La « consommation » de pornographie dépendait autrefois d’un acte délibéré. Elle est désormais inévitable. Sans même chercher à regarder, l’œil est soumis à la “vision” pornographique.
La pornographie réduit la sexualité aux sexes (visibles, réels) et à un acte envisagé sous l’angle de la performance . La rencontre la séduction et les rapports amoureux sont absents des scénarios. L’acte s’opère directement comme un raccourci dans ce qu’il y a de plus sexuel sans s’embarrasser de l’affectivité et du désir.
La seule vocation de la pornographie est de donner un plaisir et une jouissance immédiate avec cette dimension de besoin impérieux . Le porno évacue la quête de l’autre et la passion pour se représenter comme le kit d’un « prêt à jouir » .
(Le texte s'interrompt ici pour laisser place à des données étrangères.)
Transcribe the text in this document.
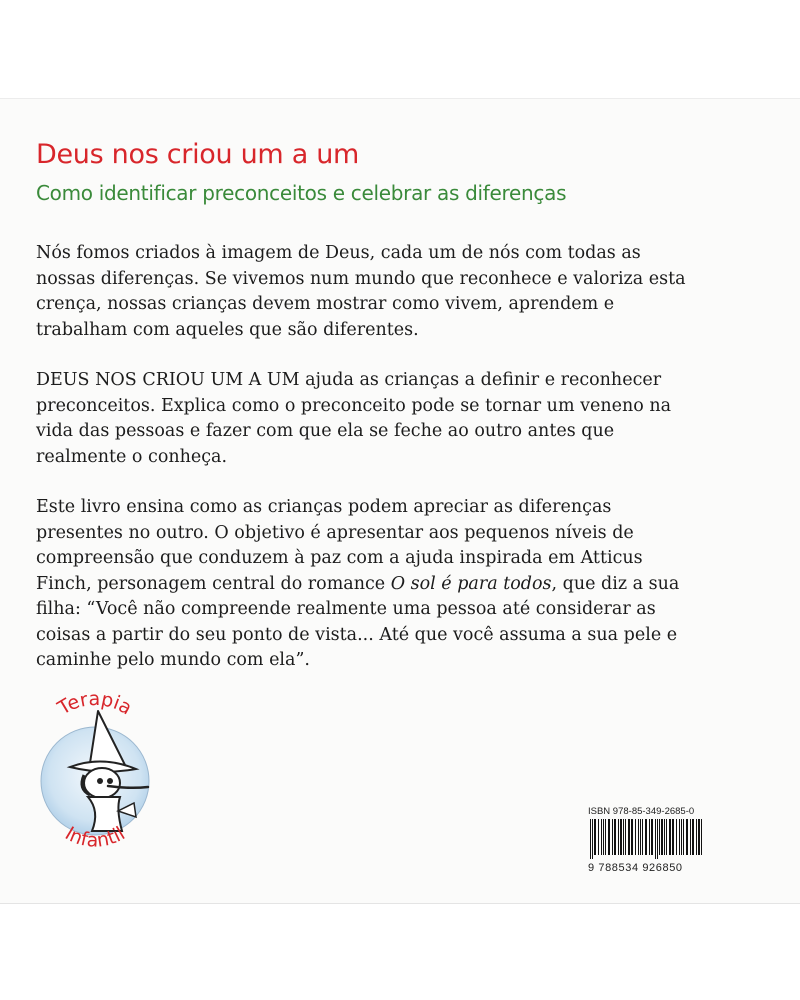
Deus nos criou um a um
Como identificar preconceitos e celebrar as diferenças

Nós fomos criados à imagem de Deus, cada um de nós com todas as nossas diferenças. Se vivemos num mundo que reconhece e valoriza esta crença, nossas crianças devem mostrar como vivem, aprendem e trabalham com aqueles que são diferentes.

DEUS NOS CRIOU UM A UM ajuda as crianças a definir e reconhecer preconceitos. Explica como o preconceito pode se tornar um veneno na vida das pessoas e fazer com que ela se feche ao outro antes que realmente o conheça.

Este livro ensina como as crianças podem apreciar as diferenças presentes no outro. O objetivo é apresentar aos pequenos níveis de compreensão que conduzem à paz com a ajuda inspirada em Atticus Finch, personagem central do romance O sol é para todos, que diz a sua filha: “Você não compreende realmente uma pessoa até considerar as coisas a partir do seu ponto de vista... Até que você assuma a sua pele e caminhe pelo mundo com ela”.

Terapia
Infantil
ISBN 978-85-349-2685-0
9 788534 926850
Avant la puberté (11-12 ans), l’enfant n’a pas les outils pour recevoir des images pornographiques qui arrivent sur un terrain immature. La confrontation ponctuelle à de telles images est certes intrusive sur le moment mais elle peut être réparée si elle est racontée par l’enfant, si des adultes en discutent avec lui.

A l’adolescence, la rencontre avec la pornographie arrive dans une période plus structurée en marche vers une sexualité agie. Une construction de ses propres représentations de la sexualité a déjà débuté.
L’ado “lucide” est plus apte à faire la part des choses entre une image sur internet et la réalité, sait que l’homme n’est pas toujours en érection, hyper viril et dominateur, et que la femme n’est pas toujours consentante et excitée !
Les ados utilisent la pornographie comme source d’information sur la sexualité et soulignent l’impact de ce support dans leurs activités sexuelles.
En matière d’éducation sexuelle, l’apport du seul porno n’est bien sur que partiel et insatisfaisant . Le risque est qu’il se substitue à la vie sexuelle réelle.
Par ailleurs, l’hypersexualisation de la société occidentale moderne a des incidences : la parole sur la sexualité est plus libre , la tolérance en matière sexuelle est plus grande qu’avant et la pornographies s’inscrit dans un mouvement d’érotisation de la culture contemporaine ou le voir pornographique est inévitable .
Mais le sociétale se différentie de l’intime ! Etonnement, l ‘âge du premier rapport n’a quasi pas changé depuis 50 ans . Le garçon a toujours peur de rencontrer une fille et celle-ci s’interroge toujours de savoir si ce garçon l’aime…

Il est important de souligner que ces dérives concernent les adolescents les plus fragiles ou la rencontre avec la pornographie peut être pathologique .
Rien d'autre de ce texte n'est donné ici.